DOKUZDOLAMBAÇ / NAGİHAN ŞAHİN



                                                         Dudaklarımın kenarlarında sevimli, 
                                                          iş-bilir kırışıklıklar olsun istiyorum.



"İn my blue castle" isimli blogda yazdığı yazıları keyifle okuduğum sevgili Narda , "kitaplı bloggerlar" kervanına katılalı aylar oldu. Ne yazık ki daha yeni yazabiliyorum. Bu da benim ayıbım olsun .
Kitabın ismi Dokuzdolambaç. Hece Yayınlarından  Mayıs ayında çıkan öykü kitabı. Kapak tasarımına bayıldım. Sıcak, samimi.... ev var ev, daha ne olsun. Arka kapak renginin kırmızı, kapak içi sayfaların mor renkte olması ayrı bir hava katmış. Kitap 128 sayfa, 21 kısa hikayeden oluşuyor. En çok sevdiğim tarafı, mürekkepten kısmamışlar, çok rahat okunuyor.
Hem konu, hem teknik açıdan hikayeler birbirinden bağımsız .
En çok, Ahsen Sabah ve Meclis Dışında'nın  cümlelerinin altını çizdim.
Eşik ve Sihirbazın Kızı'nda hayal gücüne hayran kaldım.
Diyorum 'daki " Amaaan, nayniri dünya, boş ver, öleceğiz nasılsa, diyorum" cümlesini dilime pelesenk ettim.
El Ele'de ters köşe oldum.
Üçken.... güzeldi. Lakin, ikizler burcunu  kıskandığını bu kadar belli etmeseydi keşke demeden geçemedim ;))
Uzun zamandır bekliyordum kitabın çıkmasını. Güzel olacağından da emindim. İtiraf etmeliyim ki, öykülerde Narda'nın yazmadaki yeteneğinin yanı sıra, farklı alanlardan okuyarak kendini ne kadar çok beslediğini de gördüm.
Sevgili Nagihan Şahin'i, kitabı için tebrik ediyor, yolun açık olsun arkadaşım diyorum.
Ne mutlu ki, edebiyat dünyası çok iyi eserlere imza atacağının sinyallerini Dokuzdolambaç'la veren güçlü bir öykü yazarı kazandı.

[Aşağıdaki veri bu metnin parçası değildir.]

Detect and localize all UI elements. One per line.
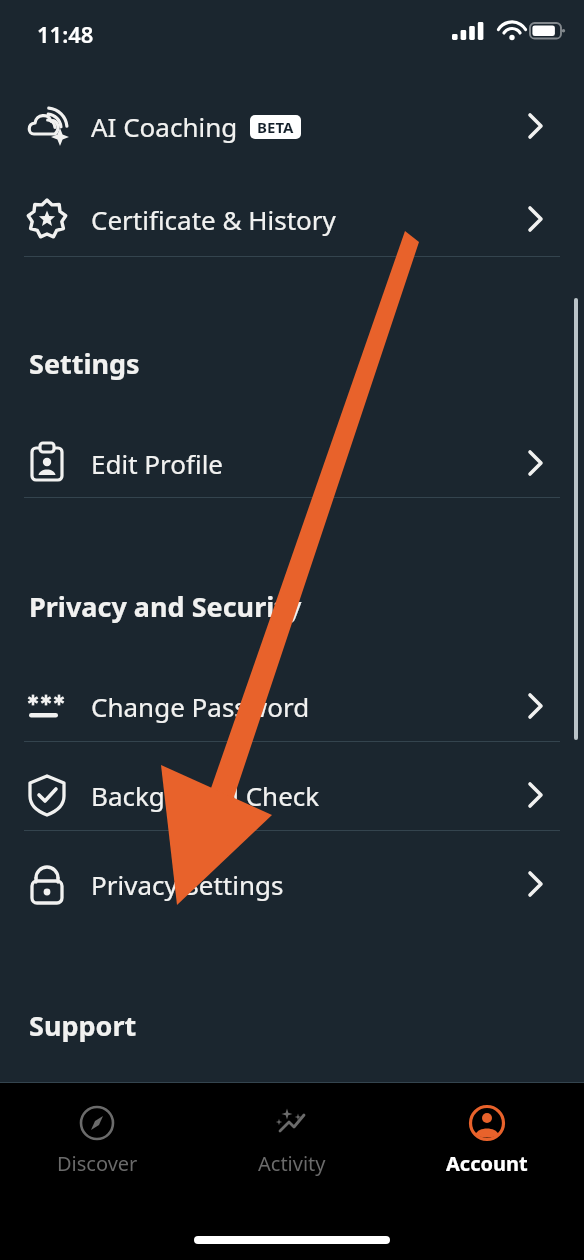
staticText: Discover — [57, 1150, 138, 1177]
button[interactable]: Background Check — [0, 761, 584, 829]
button[interactable]: Discover — [0, 1099, 194, 1181]
staticText: AI Coaching — [91, 109, 238, 144]
button[interactable]: Activity — [194, 1099, 389, 1181]
staticText: Support — [29, 1007, 137, 1044]
staticText: Privacy and Security — [29, 588, 302, 625]
staticText: Privacy Settings — [91, 867, 284, 902]
button[interactable]: Privacy Settings — [0, 850, 584, 918]
button[interactable]: AI Coaching — [0, 92, 584, 160]
staticText: Settings — [29, 345, 140, 382]
staticText: Background Check — [91, 778, 320, 813]
button[interactable]: Edit Profile — [0, 429, 584, 497]
staticText: BETA — [257, 117, 294, 137]
staticText: Change Password — [91, 689, 310, 724]
button[interactable]: Certificate & History — [0, 185, 584, 253]
staticText: Edit Profile — [91, 446, 224, 481]
button[interactable]: Change Password — [0, 672, 584, 740]
staticText: 11:48 — [37, 19, 94, 49]
staticText: Certificate & History — [91, 202, 336, 237]
button[interactable]: Account — [389, 1099, 584, 1181]
staticText: Account — [446, 1150, 528, 1177]
staticText: Activity — [258, 1150, 326, 1177]
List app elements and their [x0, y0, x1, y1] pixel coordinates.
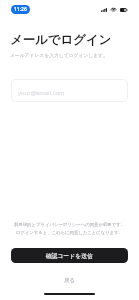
button[interactable]: 戻る	[58, 275, 81, 286]
button[interactable]: your@email.com	[11, 79, 128, 102]
staticText: メールアドレスを入力してログインします。	[10, 52, 108, 58]
staticText: 11:26	[14, 6, 27, 13]
staticText: 確認コードを送信	[46, 252, 93, 259]
staticText: your@email.com	[18, 89, 65, 97]
other: Cellular signal	[101, 8, 107, 12]
other: Wi-Fi	[111, 8, 116, 12]
button[interactable]: 確認コードを送信	[11, 248, 128, 263]
staticText: 利用規約とプライバシーポリシーへの同意が必要です。 ログインすると、これらに同意…	[8, 222, 131, 236]
staticText: メールでログイン	[10, 32, 112, 48]
other: Battery	[120, 8, 128, 12]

Kitaptan sevdiğim bazı cümleler;

- İnsan ölmüyor ama yaralanıyor. Delik deşik oluyor ve sonra bunu moda olmuş bir kıyafet gibi salına salına giyiyor. Sonra başkalarını yaralıyor. Cinayet tek seferde işlenmiyor.

- Bazı mimikleri, bazı anları anlatmak çok zordur. Aslında sadece hissetmişsinizdir. Ortada hissinizden başka sizin düşündüklerinizi doğrulayacak, onaylanmış ve genellenmiş hiçbir kanıt yoktur. Sinsi bakış ile saf bakışı ayırt etmek gibi. Beden dilini okumaktan başka bir şeydir aslında bu...

- Kendime olur olmaz aşklar, işler icat ediyordum galiba.

-İnsanın kendini tanıdığı zamanlar var. Bir, bilemedin iki saniyede olup bitiyor.

-...artık köprüler geçilmek için değil.

- Yalnızdınız, bu çağın gerektirdiği gibi ve O 'na ihtiyacınız olduğunu düşünüyordunuz. O'nun kim olduğunu bile bilmiyordunuz hem. Belki sadece " Ne güzel bir sabah!" diyebilmek için.

-Karşındaki, hayatın boyunda bir kez daha karşılaşma ihtimalinin neredeyse sıfır olduğu bir yabancı olsa belki her şeyini anlatırdın bir defada.

- Onlara durgunluk gibi ya da kibirlilik  gibi gelen şey , onun bu istemediği şeyi yapmama özgürlüğünü çok iyi kullanmasıydı.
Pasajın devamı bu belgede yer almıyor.